High-Level Design Components

  • Client: Spotify App on mobile phones.
  • Servers:
    • Spotify Web/Application Servers (multiple).
    • Load Balancer for distributing requests.
  • Databases:
    • Song Audio Database: Blob storage (e.g., Amazon S3).
    • Metadata Database: Relational Database (e.g., Amazon RDS).

Detailed Design

  • Data Storage:
    • Audio files in S3 (immutable, scalable, blob storage).
    • Metadata in RDS (queries, updates).

Example Song Metadata

  • Attributes: Song ID, URL, Artist, Genre, Album cover link, Audio link.
  • Size distribution: Audio data (~1.5 PB) vs. Metadata (~100 GB).

Use Case: Finding and Playing Music

  • Finding Music:
    • User initiates a search via app -> Request to Web Server -> Query Metadata DB -> Return results to app.
    • No audio database access needed.
  • Playing Music:
    • User selects a song -> Request to Web Server -> Fetch metadata (audio link) -> Access Song Audio DB -> Stream audio to app.
    • Potential use of websocket for continuous streaming.

Optimizations

  • Content Delivery Network (CDN):
    • Use CDN (e.g., AWS CloudFront) for caching popular songs.
    • Flow: Initial request -> Web Server -> Song in CDN -> Future requests -> Directly from CDN.
  • Caching Layers:
    • Web Server Cache: Temporary storage for frequently accessed songs.
    • Local Storage: Cache recent songs on user’s device.

Load Balancing

  • Metrics for Load Balancing:
    • Network bandwidth, Memory usage, Outstanding requests/streams.
    • Example: AWS ELB or similar technology for smarter load balancing.

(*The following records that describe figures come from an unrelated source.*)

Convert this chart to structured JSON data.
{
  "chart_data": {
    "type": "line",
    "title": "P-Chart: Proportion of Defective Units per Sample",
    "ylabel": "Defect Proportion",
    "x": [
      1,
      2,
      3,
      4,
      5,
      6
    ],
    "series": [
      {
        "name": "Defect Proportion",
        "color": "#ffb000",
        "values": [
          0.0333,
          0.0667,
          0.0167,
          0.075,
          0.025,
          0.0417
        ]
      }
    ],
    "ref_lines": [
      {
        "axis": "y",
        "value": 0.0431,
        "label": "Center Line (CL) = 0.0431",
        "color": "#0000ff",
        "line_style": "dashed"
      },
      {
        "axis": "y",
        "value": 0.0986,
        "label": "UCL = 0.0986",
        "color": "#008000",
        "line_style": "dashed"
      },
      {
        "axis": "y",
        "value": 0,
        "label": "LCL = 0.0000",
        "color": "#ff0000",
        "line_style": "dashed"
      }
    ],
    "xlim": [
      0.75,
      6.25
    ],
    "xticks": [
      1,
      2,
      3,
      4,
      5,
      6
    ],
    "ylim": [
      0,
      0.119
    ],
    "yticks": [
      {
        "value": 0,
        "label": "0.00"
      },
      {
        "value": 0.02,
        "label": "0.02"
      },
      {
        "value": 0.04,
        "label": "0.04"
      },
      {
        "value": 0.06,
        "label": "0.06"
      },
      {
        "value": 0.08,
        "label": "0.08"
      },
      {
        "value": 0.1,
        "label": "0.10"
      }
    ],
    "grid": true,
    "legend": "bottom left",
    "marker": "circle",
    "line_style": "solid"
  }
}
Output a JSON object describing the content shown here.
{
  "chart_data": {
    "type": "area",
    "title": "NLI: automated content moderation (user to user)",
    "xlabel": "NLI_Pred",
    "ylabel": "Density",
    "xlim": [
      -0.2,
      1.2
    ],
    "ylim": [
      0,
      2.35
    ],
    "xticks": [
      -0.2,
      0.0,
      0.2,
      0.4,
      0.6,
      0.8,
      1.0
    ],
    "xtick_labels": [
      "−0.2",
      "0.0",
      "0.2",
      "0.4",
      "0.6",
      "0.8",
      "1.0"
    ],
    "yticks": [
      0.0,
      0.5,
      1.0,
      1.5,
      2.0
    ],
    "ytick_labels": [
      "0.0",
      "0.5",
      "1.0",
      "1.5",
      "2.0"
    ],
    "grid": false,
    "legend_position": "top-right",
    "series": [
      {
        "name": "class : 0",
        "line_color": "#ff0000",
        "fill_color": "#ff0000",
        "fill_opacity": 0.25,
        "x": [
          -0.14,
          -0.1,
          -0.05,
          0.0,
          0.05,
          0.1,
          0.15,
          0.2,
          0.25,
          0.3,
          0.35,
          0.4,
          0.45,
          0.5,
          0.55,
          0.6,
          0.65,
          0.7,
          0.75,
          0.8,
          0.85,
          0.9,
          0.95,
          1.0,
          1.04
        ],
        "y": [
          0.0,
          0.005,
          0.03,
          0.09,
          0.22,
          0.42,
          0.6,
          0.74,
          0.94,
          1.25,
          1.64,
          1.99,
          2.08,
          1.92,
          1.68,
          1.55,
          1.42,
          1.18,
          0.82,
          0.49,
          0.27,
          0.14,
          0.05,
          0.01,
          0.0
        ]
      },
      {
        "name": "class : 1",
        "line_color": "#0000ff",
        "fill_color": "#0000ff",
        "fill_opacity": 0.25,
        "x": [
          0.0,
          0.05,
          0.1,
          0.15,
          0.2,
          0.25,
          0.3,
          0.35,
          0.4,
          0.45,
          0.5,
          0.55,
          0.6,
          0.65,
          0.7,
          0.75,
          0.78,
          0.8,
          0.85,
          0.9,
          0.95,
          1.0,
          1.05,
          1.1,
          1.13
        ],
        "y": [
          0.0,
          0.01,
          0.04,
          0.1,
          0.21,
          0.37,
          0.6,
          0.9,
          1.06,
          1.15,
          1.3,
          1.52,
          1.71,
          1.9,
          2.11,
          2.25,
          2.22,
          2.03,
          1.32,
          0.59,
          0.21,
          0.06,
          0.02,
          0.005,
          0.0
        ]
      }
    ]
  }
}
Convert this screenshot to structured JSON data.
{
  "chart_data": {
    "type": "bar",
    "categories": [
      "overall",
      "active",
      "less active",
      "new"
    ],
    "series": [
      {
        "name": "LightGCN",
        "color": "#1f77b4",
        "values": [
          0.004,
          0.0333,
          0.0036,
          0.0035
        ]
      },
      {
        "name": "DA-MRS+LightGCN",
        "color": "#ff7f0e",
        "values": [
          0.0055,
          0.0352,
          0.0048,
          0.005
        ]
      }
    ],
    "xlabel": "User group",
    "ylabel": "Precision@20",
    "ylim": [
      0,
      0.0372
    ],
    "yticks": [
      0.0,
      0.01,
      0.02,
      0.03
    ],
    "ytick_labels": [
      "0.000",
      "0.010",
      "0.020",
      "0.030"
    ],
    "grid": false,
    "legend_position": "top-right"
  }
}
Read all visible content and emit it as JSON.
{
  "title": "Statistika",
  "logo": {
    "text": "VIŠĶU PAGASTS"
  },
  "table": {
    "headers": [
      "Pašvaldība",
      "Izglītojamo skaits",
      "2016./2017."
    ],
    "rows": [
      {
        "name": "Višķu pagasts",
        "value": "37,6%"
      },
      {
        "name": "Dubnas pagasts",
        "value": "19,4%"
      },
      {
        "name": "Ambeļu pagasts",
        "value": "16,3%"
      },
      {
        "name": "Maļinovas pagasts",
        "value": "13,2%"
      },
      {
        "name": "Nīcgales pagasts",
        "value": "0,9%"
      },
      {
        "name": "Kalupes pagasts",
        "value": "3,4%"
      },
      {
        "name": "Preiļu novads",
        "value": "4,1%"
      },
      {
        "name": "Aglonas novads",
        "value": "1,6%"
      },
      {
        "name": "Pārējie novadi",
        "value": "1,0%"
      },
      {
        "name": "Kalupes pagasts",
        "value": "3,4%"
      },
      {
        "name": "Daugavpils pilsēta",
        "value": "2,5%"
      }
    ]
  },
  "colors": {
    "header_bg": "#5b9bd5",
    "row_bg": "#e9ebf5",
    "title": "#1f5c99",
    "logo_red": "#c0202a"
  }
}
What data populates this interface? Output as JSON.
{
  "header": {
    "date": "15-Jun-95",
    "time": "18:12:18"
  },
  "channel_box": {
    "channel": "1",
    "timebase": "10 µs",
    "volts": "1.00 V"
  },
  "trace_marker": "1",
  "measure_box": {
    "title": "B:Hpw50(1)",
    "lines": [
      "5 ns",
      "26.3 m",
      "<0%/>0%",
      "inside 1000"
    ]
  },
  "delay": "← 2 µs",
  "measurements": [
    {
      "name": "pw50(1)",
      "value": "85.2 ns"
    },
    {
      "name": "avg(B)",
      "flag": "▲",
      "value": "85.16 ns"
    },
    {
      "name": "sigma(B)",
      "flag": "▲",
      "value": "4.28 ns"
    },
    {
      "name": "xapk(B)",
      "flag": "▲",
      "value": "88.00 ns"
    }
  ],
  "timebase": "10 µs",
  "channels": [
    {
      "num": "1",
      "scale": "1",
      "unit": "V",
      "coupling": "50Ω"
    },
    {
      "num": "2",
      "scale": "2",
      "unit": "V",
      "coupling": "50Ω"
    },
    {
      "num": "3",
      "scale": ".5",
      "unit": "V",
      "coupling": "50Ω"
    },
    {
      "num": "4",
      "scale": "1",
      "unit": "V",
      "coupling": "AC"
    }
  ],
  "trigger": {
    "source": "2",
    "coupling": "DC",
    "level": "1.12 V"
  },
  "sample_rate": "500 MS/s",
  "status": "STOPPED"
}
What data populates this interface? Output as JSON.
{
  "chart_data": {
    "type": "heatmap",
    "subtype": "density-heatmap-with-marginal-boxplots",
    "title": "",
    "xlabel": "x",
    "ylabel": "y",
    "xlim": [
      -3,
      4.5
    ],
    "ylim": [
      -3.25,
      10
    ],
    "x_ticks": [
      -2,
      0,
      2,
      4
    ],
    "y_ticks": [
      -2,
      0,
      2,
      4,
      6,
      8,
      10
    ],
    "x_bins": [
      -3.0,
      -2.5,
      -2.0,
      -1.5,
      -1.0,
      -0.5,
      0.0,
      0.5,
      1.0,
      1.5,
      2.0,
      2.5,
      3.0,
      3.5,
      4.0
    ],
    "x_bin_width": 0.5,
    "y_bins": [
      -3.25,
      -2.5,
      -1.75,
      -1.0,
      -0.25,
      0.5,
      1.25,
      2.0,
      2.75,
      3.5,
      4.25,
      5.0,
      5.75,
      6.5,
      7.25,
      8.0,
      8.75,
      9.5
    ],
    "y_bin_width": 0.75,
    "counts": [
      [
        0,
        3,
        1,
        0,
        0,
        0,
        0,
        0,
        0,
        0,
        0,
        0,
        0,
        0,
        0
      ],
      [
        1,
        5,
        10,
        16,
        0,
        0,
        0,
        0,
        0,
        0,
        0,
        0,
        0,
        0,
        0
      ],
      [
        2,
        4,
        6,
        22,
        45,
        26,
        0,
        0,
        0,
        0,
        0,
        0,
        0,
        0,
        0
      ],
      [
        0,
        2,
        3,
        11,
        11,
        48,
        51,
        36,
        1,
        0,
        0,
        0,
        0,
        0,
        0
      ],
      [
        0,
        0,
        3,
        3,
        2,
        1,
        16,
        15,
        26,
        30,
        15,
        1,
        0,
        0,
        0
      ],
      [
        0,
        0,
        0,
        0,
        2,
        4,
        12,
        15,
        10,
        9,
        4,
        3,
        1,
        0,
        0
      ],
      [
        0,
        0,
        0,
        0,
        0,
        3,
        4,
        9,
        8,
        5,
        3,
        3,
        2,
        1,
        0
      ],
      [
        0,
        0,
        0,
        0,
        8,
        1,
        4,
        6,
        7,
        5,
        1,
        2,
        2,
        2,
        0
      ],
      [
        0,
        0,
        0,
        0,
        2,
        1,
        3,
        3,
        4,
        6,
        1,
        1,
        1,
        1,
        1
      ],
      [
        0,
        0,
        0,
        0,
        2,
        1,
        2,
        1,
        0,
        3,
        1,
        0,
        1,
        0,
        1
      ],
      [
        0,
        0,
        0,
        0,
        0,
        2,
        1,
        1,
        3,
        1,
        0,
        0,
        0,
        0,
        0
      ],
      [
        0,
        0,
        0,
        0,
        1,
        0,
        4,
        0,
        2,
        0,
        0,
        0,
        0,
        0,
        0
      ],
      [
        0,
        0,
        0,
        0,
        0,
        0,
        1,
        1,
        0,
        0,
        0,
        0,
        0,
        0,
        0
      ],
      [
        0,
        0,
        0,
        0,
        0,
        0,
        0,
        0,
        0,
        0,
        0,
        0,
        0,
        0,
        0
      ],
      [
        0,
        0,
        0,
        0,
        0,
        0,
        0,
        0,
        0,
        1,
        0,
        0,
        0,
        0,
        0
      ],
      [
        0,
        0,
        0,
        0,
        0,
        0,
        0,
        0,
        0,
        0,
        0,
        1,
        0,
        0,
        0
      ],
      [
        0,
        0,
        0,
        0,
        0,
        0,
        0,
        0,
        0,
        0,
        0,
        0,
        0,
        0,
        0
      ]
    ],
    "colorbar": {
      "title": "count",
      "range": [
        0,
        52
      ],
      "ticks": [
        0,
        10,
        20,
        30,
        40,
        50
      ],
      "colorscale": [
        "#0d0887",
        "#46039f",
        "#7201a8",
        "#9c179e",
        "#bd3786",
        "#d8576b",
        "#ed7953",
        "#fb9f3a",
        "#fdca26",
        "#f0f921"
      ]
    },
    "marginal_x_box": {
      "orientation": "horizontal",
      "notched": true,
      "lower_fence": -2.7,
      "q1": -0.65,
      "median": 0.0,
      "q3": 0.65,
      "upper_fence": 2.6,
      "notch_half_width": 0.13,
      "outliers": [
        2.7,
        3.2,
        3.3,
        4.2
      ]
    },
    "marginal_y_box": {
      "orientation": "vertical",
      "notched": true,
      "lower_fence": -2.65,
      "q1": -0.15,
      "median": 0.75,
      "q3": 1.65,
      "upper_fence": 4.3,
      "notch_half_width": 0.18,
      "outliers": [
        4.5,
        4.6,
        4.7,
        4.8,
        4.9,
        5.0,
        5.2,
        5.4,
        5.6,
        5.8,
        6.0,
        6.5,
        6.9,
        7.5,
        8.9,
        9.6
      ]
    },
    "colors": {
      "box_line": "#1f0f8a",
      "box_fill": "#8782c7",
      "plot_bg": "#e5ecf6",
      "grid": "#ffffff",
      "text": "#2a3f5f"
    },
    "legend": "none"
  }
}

Global Scale Considerations

  • Data Replication:
    • Multi-region replication for availability and performance.
    • Geo-aware data placement for local access efficiency.

Conclusion

  • Wrap up with a review of initial requirements.
  • Brief mention of geolocation for enhanced performance.
  • Open for questions and additional considerations.

Final Thoughts

  • Practice both visual (diagrams) and verbal communication during system design.
  • Always relate back to user requirements and scalability during interviews.